Cette approche est utile aussi bien pour une première installation que pour une rénovation complète. Dans un logement ancien, le prix total d’une cuisine dépend très souvent de la technique plus que du mobilier. Déplacer un évier, créer une ligne dédiée pour un four, adapter la ventilation ou reprendre un sol peut modifier fortement le coût final. En revanche, dans un appartement récent, il est parfois possible de conserver l’emplacement des arrivées et de concentrer le budget sur la qualité des meubles et du plan de travail. C’est exactement ce que doit révéler un calcul sérieux.
1. Les principaux éléments qui composent le prix d’une cuisine
Pour calculer votre cuisine avec précision, il faut distinguer les grandes familles de dépenses. Le poste le plus visible est celui des meubles. Pourtant, il n’est pas toujours majoritaire. Selon le niveau de personnalisation, le plan de travail, la pose et l’électroménager peuvent représenter une part comparable, voire supérieure. Voici les postes à examiner :
- Les meubles bas, hauts et colonnes : c’est l’ossature du projet. Le prix dépend du nombre d’éléments, de la qualité des caissons, des charnières, des coulisses et des façades.
- Le plan de travail : un stratifié reste économique, tandis que le quartz, la céramique ou la pierre naturelle tirent rapidement le budget vers le haut.
- L’électroménager : four, plaque, hotte, lave vaisselle, réfrigérateur, cave à vin éventuelle. Le choix de la marque et du niveau de silence change beaucoup la facture.
- La pose : montage, fixation, découpe, joints, réglages, habillages, fileurs et mises à niveau.
- Les travaux techniques : électricité, plomberie, peinture, revêtement mural, sol, faux plafond, ventilation.
- Les finitions : crédence, éclairages LED, prises escamotables, tiroirs à l’anglaise, séparateurs, mitigeur, évier, plinthes et accessoires.
2. Comprendre le prix au mètre linéaire
Le prix au mètre linéaire est un repère très utile pour comparer deux offres, mais il ne faut jamais l’utiliser seul. Une cuisine de 4,5 mètres avec trois colonnes, des tiroirs premium et un angle équipé n’a rien à voir avec une implantation simple de même longueur. Le calculateur ci dessus utilise le mètre linéaire comme base, puis ajoute les éléments qui modifient vraiment le devis. C’est une méthode plus réaliste que les estimations trop simplifiées vues en ligne.
En pratique, une cuisine entrée de gamme peut démarrer autour de quelques centaines d’euros par mètre linéaire hors électroménager, alors qu’une cuisine premium ou sur mesure grimpe à plusieurs milliers d’euros par mètre. Cette différence s’explique par la fabrication, les matériaux, l’épaisseur des façades, les traitements de surface, la quincaillerie et le niveau d’intégration. Le vrai bon réflexe consiste à comparer le coût total posé, pas uniquement l’affichage marketing au mètre.

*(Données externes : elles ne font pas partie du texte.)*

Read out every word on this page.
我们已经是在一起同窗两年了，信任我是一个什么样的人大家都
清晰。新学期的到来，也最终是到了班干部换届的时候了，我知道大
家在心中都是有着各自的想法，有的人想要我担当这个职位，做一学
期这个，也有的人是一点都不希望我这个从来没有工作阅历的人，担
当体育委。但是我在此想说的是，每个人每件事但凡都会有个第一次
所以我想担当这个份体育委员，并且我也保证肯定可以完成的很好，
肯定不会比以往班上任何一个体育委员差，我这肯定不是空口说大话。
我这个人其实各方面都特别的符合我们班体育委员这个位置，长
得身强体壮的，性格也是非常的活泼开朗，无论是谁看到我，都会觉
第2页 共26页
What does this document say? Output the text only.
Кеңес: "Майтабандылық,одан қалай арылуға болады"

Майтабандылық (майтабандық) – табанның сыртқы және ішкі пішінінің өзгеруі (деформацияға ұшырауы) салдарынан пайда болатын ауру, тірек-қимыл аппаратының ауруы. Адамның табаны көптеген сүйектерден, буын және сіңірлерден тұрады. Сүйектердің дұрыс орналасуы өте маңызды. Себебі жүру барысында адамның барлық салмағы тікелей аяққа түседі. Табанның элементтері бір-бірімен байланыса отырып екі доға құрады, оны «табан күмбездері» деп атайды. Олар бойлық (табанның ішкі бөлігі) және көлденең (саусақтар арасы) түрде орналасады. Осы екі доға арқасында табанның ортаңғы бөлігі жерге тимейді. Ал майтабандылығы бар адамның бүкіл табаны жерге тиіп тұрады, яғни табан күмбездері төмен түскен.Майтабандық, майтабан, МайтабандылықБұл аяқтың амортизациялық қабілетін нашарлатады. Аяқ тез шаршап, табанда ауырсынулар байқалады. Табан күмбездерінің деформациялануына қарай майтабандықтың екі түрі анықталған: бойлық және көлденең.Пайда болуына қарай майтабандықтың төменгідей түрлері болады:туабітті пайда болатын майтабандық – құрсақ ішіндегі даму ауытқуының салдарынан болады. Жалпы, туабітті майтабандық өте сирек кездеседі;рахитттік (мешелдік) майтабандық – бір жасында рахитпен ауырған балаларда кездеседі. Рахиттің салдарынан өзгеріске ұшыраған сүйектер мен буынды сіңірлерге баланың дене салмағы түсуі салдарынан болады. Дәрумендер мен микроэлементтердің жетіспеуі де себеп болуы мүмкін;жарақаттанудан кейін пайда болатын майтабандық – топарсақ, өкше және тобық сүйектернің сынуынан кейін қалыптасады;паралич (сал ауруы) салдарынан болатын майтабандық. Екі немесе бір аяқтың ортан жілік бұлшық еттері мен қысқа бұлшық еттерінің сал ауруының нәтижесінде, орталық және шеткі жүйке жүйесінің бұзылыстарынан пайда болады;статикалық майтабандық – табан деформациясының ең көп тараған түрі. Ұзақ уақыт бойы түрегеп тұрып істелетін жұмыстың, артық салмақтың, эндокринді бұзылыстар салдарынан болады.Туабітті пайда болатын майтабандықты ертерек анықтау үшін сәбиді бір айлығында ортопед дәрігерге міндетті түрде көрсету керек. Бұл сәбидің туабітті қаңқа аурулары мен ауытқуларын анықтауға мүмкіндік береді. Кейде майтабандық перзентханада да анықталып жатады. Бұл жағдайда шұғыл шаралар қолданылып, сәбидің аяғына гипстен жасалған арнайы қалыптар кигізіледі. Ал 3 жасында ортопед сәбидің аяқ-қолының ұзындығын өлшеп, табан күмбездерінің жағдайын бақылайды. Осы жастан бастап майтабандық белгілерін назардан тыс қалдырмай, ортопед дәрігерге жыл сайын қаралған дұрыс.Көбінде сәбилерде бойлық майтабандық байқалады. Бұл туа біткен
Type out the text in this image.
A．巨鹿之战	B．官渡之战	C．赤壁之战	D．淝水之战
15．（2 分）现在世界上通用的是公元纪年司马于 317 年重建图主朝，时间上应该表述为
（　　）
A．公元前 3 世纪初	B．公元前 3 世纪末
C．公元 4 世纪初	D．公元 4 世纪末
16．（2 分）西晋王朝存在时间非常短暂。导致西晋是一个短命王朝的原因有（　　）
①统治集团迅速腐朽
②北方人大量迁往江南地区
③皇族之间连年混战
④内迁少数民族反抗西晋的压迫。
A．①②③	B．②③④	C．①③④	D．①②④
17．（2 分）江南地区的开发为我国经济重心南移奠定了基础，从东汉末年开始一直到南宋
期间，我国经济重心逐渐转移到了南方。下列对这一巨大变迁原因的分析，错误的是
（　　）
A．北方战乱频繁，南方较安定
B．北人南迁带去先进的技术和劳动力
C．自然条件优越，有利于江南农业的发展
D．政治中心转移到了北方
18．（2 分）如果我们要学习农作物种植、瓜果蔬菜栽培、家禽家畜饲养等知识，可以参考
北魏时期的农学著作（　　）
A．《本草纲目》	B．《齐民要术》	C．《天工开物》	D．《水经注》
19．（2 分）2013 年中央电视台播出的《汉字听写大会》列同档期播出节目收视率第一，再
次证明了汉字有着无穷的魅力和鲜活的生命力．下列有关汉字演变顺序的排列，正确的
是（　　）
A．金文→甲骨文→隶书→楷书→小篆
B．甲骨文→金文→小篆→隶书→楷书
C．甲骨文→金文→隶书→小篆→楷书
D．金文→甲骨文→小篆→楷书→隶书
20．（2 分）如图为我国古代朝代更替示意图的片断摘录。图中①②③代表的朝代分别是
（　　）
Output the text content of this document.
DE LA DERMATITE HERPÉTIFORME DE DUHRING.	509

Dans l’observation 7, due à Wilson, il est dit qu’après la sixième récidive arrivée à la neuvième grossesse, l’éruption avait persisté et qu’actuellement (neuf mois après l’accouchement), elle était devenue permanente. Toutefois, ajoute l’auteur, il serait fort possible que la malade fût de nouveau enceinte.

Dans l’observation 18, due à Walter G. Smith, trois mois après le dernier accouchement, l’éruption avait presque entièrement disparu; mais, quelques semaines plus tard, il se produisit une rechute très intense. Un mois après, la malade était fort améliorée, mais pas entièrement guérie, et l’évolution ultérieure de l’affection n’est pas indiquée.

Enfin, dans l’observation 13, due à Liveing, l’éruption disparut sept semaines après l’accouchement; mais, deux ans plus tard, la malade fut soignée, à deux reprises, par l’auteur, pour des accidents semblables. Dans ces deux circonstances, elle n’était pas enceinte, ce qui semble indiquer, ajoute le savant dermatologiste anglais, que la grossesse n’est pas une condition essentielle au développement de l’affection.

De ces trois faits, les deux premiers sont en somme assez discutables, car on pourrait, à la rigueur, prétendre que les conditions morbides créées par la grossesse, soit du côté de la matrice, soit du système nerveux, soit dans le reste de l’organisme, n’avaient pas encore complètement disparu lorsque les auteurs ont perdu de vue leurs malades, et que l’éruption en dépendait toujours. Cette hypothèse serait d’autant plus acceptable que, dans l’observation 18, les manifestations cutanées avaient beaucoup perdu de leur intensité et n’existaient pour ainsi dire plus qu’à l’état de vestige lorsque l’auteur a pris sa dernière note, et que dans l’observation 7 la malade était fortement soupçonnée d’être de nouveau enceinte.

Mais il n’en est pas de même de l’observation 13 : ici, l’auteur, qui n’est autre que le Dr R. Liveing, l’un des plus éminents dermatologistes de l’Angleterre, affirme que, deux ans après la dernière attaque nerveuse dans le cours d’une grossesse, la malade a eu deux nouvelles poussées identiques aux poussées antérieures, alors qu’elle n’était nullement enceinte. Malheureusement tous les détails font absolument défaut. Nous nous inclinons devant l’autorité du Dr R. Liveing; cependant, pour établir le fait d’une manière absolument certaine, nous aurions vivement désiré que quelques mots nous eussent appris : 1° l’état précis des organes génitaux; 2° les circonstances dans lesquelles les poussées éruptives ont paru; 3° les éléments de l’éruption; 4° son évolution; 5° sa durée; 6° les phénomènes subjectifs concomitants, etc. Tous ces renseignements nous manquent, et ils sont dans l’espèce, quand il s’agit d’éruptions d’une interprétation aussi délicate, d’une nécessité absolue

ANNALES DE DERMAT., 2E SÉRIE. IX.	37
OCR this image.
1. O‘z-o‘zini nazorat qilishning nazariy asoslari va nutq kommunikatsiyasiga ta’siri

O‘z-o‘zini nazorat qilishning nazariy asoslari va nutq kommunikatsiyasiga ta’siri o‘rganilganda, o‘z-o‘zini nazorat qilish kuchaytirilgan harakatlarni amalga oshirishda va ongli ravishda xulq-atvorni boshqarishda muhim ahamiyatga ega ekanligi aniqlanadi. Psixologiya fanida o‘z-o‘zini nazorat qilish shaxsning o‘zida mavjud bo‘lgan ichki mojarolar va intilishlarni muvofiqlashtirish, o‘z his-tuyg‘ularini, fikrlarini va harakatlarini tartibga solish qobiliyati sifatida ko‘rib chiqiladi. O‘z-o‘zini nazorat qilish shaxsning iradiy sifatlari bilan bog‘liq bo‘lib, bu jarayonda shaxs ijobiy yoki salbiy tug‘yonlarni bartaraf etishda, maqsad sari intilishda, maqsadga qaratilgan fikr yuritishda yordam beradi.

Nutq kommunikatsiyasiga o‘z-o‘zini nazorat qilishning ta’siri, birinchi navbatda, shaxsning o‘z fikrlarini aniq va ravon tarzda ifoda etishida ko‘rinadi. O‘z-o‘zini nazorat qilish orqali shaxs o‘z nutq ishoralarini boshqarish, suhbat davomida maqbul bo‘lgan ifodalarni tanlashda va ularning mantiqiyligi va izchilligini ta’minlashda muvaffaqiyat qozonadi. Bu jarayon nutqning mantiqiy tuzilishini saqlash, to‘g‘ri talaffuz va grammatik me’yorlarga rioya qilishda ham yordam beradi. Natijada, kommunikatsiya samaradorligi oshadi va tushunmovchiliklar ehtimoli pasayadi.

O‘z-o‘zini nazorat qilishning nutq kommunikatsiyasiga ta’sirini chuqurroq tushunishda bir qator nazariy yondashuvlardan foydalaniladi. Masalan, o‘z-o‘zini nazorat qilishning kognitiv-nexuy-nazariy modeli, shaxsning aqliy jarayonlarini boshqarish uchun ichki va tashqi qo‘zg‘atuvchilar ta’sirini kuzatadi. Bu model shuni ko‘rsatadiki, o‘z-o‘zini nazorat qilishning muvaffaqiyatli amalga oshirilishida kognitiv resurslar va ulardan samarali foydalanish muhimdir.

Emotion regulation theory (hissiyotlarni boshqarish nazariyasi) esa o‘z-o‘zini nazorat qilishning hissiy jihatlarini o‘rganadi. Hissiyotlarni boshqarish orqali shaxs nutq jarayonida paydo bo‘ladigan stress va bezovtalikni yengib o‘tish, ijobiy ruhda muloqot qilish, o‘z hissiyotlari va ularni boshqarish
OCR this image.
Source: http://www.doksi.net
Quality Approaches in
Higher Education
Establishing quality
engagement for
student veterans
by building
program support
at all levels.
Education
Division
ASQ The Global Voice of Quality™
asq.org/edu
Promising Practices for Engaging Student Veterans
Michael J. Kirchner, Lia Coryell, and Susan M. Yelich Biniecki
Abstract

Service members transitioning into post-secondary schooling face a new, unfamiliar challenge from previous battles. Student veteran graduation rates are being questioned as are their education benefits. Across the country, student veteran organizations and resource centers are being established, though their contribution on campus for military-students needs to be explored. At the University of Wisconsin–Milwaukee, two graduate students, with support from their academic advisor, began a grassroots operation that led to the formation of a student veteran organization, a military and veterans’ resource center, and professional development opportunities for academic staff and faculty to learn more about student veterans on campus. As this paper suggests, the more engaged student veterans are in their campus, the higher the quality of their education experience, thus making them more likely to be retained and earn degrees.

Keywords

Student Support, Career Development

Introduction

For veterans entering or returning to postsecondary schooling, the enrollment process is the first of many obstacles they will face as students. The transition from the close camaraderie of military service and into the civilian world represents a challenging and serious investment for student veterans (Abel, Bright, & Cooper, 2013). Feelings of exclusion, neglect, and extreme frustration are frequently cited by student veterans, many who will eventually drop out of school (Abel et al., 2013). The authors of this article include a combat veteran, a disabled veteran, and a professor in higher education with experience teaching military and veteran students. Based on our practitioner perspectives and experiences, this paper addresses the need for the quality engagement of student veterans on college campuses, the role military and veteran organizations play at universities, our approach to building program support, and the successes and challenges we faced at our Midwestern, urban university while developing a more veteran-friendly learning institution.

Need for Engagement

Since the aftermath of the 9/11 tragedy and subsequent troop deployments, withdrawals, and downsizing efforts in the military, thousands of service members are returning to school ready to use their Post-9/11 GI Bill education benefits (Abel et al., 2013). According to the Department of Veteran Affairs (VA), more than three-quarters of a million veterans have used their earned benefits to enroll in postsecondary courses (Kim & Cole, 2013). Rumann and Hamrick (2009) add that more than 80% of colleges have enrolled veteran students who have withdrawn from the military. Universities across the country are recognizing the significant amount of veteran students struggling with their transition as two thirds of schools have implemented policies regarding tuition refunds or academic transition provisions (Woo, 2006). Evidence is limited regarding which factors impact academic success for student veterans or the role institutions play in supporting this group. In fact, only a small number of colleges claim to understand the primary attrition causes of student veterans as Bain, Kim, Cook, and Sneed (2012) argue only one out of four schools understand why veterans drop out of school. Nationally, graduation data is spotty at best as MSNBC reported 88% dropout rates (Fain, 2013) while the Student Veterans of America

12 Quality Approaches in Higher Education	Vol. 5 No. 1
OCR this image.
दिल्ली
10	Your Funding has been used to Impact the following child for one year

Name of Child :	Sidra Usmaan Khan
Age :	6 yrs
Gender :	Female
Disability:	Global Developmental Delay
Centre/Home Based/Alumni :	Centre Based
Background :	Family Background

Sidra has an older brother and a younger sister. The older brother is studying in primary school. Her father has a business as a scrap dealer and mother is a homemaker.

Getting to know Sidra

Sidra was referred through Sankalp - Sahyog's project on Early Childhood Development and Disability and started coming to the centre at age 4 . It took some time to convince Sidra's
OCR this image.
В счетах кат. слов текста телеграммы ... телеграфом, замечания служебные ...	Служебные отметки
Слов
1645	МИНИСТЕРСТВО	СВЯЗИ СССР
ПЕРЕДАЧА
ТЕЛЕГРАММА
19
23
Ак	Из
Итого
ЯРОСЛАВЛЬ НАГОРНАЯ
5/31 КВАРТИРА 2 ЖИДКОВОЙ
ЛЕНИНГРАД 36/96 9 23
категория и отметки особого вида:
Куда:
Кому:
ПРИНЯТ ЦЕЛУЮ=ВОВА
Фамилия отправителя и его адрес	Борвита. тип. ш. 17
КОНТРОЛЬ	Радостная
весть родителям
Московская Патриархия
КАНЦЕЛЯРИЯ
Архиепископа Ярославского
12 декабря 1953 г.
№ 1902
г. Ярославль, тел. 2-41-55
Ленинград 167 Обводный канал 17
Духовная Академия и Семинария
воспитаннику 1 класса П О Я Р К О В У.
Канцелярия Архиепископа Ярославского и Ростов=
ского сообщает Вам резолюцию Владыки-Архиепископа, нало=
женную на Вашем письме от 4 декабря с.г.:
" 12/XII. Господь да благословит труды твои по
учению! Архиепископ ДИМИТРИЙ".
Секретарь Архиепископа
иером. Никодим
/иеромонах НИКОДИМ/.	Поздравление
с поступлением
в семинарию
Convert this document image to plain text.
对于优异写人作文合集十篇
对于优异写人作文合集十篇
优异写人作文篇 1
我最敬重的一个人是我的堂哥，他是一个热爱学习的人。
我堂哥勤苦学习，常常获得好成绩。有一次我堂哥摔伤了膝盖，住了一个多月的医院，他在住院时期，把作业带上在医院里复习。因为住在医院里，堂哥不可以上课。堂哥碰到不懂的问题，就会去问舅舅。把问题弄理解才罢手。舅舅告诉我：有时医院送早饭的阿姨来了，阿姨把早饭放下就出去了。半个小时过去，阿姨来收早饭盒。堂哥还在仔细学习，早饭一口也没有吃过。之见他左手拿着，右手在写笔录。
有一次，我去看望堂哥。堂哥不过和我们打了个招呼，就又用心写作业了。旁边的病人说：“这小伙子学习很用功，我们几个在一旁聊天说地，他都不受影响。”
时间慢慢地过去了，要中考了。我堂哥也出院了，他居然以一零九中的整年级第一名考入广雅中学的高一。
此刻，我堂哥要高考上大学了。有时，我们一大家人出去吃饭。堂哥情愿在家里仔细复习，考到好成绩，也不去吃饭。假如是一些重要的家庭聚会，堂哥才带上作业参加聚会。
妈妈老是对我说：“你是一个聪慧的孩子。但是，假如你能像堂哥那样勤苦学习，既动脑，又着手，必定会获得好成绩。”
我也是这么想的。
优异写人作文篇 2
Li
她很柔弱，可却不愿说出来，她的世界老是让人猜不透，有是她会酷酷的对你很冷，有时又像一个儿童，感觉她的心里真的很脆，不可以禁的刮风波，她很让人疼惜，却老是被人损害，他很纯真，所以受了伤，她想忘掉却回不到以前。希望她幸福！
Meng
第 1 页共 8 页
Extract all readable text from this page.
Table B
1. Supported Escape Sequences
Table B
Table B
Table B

| Segment de cuisine | Fourchette observée au mètre linéaire | Budget global courant pour 4 à 6 m linéaires | Profil de projet |
|---|---|---|---|
| Entrée de gamme | 500 à 1 000 € | 4 000 à 8 000 € | Appartement locatif, premier achat, rénovation économique |
| Milieu de gamme | 1 000 à 2 000 € | 8 000 à 18 000 € | Résidence principale, bon équilibre durabilité et style |
| Premium | 2 000 à 3 500 € | 18 000 à 30 000 € | Design abouti, matériaux qualitatifs, électroménager avancé |
| Sur mesure haut de gamme | 3 500 € et plus | 30 000 € et plus | Projet d’architecte, grandes dimensions, intégration totale |
Ces fourchettes de marché donnent un ordre de grandeur courant en France pour des projets complets. Elles varient selon la région, la complexité de pose et l’équipement retenu.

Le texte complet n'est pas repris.